Selon le New Yorker, le FBI suspecterait l’organisation de trafic d’êtres humains. L’Eglise aurait exploité et sous-payé ses fidèles, affirme le magazine, qui décrit des méthodes parfois violentes.

L’Eglise de Scientologie serait dans le collimateur du FBI. Une longue enquête du magazine américain le New Yorker affirme que le bureau fédéral aurait ouvert en 2009 à Los Angeles une investigation pour trafic d’êtres humains. L’Eglise, classée comme une secte en France mais considérée comme une religion aux Etats-Unis, serait notamment soupçonnée d’avoir exploité ses fidèles. Interrogé par la presse, le FBI ne confirme ni n’infirme l’existence d’une telle procédure.

L’enquête de 42 pages du New Yorker, intitulée l’Apostat, repose sur les témoignages de plusieurs anciens membres, dont le scénariste et cinéaste Paul Haggis. Le réalisateur de Collision a quitté avec fracas l’Eglise en 2009, au bout de 34 ans. Son récits et ceux des autres témoins décrivent des méthodes de management des fidèles parfois violentes qui rentrent dans la définition californienne du trafic d’être humains. Le Golden State englobe dans ce terme aussi bien la prostitution que l’esclavage. Ce dernier est défini, en partie, par le recours à la coercition, l’emprisonnement, les menaces et la violence psychologique. Or, une partie de ces mauvais traitements se profilent dans plusieurs témoignages d’ex-membres.

A les en croire, l’Eglise sous-paierait, voire ne verserait pas de salaire aux fidèles qui travailleraient au sein de «Sea Org». Cette institution, l’équivalent d’un ordre religieux, comprend 6.000 membres et assure notamment l’entretien des propriétés de l’Eglise. Ces personnes, dont certains sont encore des enfants, signent des contrats de travail d’un milliard d’années, affirme le New Yorker. Ils reçoivent une allocation hebdomadaire de 50 dollars et des cours de scientologie gratuits. Cette allocation est souvent amputée, dès que les quotas de productivité ne sont pas atteints ou quand les volontaires ne participent pas aux leçons. Selon le New Yorker, les «Sea Org» réaliseraient également des travaux chez des hauts responsables de l’Eglise, dont Tom Cruise. Un «déserteur» assure avoir retapé une moto et un aérogare pour le plus célèbre des scientologues. Une allégation niée par les représentants du comédien.

Des camps de rééducation

Lorsqu’ils sortent du giron de L’Eglise, les «Sea Org», surtout ceux qui ont commencé jeunes, ont beaucoup de mal à intégrer la vie active, pointe le New Yorker. Lorsqu’ils tentent de partir, assure l’hebdomadaire, on leur remet une facture, parfois de plusieurs milliers de dollars correspondant aux heures de leçons qu’on leur a prodiguées. Face à ces critiques, l’organisation fondée en 1953 par L. Ron Hubbard assure respecter le code du travail, y compris celui relatif au travail des enfants. Les contrats signés par les «Sea Org» ont juste une valeur ecclésiastique et l’Eglise n’exige pas le paiement de la note, précise-t-elle.

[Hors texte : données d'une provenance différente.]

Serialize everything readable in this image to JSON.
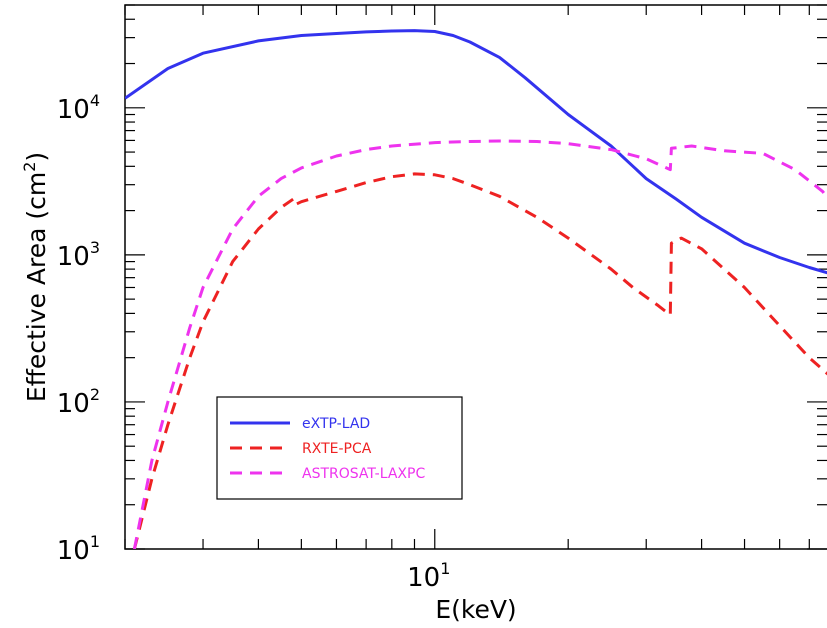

L’enquête du New Yorker suggère par ailleurs une culture de violence dans l’Eglise. Son chef David Miscavige aurait prôné aux responsables de «Gold base», un des QG de l’organisation, une discipline agressive et aurait même frappé des adhérents, selon le journal. Par ailleurs, les «Sea Org» «manquant à leurs responsabilités ecclésiastiques» seraient envoyés dans l’un des sites de «Rehabilitation Project Force», décrits par des ex-fidèles comme des camps de rééducation punitive. Certains y seraient restés près de dix ans, effectuant des travaux manuels et suivant des cours. D’autres transfuges ont mentionné au New Yorker l’existence d’un centre d’isolement et d’une équipe chargée de rattraper les fuyards.

L’Eglise dénonce des mensonges

Face à ce réquisitoire du New Yorker, l’Eglise a dénoncé un tissu de mensonges d’anciens membres amers. «Cet article ne fait que ressasser des allégations déjà réfutées par l’Eglise. Celle-ci n’est au courant d’aucune enquête la visant», explique l’organisation, qui rappelle qu’une plainte pour trafic d’êtres humains déposée par un couple apparaissant dans le récit du magazine a été rejetée en 2009.